We built it ourselves, on our own timeline, using web code my team already owned. No ticket filed with anyone.
If you had to teach this to someone, what is the one idea?
Unified communications happens in the UI, not in a server room.
I used to think "unified comms" meant some big PBX feature you bought as a module. It does not live there anymore. It lives in the screen the employee is holding: the dial pad, the service desk ticket, the ITSM record, all in the same place, updating each other in real time.

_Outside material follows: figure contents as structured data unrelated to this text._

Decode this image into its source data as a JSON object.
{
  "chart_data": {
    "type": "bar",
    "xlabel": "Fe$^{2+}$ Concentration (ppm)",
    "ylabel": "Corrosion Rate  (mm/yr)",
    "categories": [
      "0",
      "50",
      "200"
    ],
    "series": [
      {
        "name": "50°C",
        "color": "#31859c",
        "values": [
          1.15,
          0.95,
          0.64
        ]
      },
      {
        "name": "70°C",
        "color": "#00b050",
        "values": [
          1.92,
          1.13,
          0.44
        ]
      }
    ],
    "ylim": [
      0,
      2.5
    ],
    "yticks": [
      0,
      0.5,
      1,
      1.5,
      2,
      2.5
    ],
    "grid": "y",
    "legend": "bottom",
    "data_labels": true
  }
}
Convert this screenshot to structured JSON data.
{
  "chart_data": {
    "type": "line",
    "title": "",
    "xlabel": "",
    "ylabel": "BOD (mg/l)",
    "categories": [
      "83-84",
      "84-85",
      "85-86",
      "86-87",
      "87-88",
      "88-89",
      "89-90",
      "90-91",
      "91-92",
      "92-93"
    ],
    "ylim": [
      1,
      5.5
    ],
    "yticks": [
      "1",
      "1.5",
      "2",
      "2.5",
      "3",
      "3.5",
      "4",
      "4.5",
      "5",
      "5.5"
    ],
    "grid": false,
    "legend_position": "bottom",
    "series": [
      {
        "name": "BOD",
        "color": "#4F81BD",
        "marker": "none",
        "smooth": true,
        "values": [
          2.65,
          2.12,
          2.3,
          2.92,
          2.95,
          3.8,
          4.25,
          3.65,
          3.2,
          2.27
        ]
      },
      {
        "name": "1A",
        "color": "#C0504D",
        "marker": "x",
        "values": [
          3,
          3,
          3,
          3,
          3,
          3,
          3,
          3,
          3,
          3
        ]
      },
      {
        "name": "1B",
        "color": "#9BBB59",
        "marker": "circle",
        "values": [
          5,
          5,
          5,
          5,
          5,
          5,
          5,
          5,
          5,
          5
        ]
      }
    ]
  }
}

The mechanism that makes that possible is Web Tabs plus the IPC SDK. Once I understood that, I stopped asking vendors to build things for me and started asking what I could build myself.
What they needed
- Class 5 compatibility so the new app registered against the existing CUCM with the same dial plan and routing, no PBX-side project
- Replace only the client layer the deprecation actually touched, not a whole phone system the CFO would never sign off on
- Zero-touch fleet provisioning via Intune, Apple DEP, and Android Zero-Touch, so nobody typed a SIP password
- Customer-specific integrations on their own timeline: service desk screen pop and ITSM call logging, built in-house
- Active-user billing so they paid only for the devices actually placing calls, not the full provisioned base
Technical detail
Features that did the work
Class 5 compatibility
the app registers against the existing CUCM exactly the way Jabber did. Same dial plan, same routing, no PBX-side re-platform.
Web Tabs
any internal web tool, like the service desk portal, renders as a native tab inside the dialer. Shared login session, so no second app and no second password.
IPC SDK
web content in those tabs reads call state and fires native behavior: automatic call logging, notification badges, and a screen pop when a known number rings in. Standard web code, native behavior.
MDM zero-touch provisioning
Intune, Apple DEP, and Android Zero-Touch push and enroll across the fleet, with credentials pulled from the directory. No SIP password typed by hand.
Active-user billing
pay for the subscribers who register and place a call, not every provisioned device.
And the business?
This is the part that made it an easy renewal conversation with my CFO.
We provisioned the app across roughly 2,500 devices. Not everyone who has it installed is making calls day to day, and active-user billing means we only pay for the ones who do.
The numbers:
- Our active rate landed around 60%, so about 1,500 billable users.
- At $0.12 per active user, that is roughly $180 a month in total cost.
- A per-seat license on a Jabber-equivalent client runs $4 to $8 per user per month, billed against the full provisioned base of 2,500 regardless of who picks up the phone. That is $10,000 to $20,000 a month for the same fleet.
The bigger a rollout gets, the more per-seat licensing punishes you for provisioning devices nobody is actively using. Mass deployments like ours are exactly where that gap gets widest.
Don't let a vendor's end-of-life notice force a bigger project than you actually need.
Find the layer the deprecation really touches and replace only that. Then don't stop at parity: the integration your team spent two years waiting on a vendor to ship can be an afternoon of work once you own the app instead of renting it.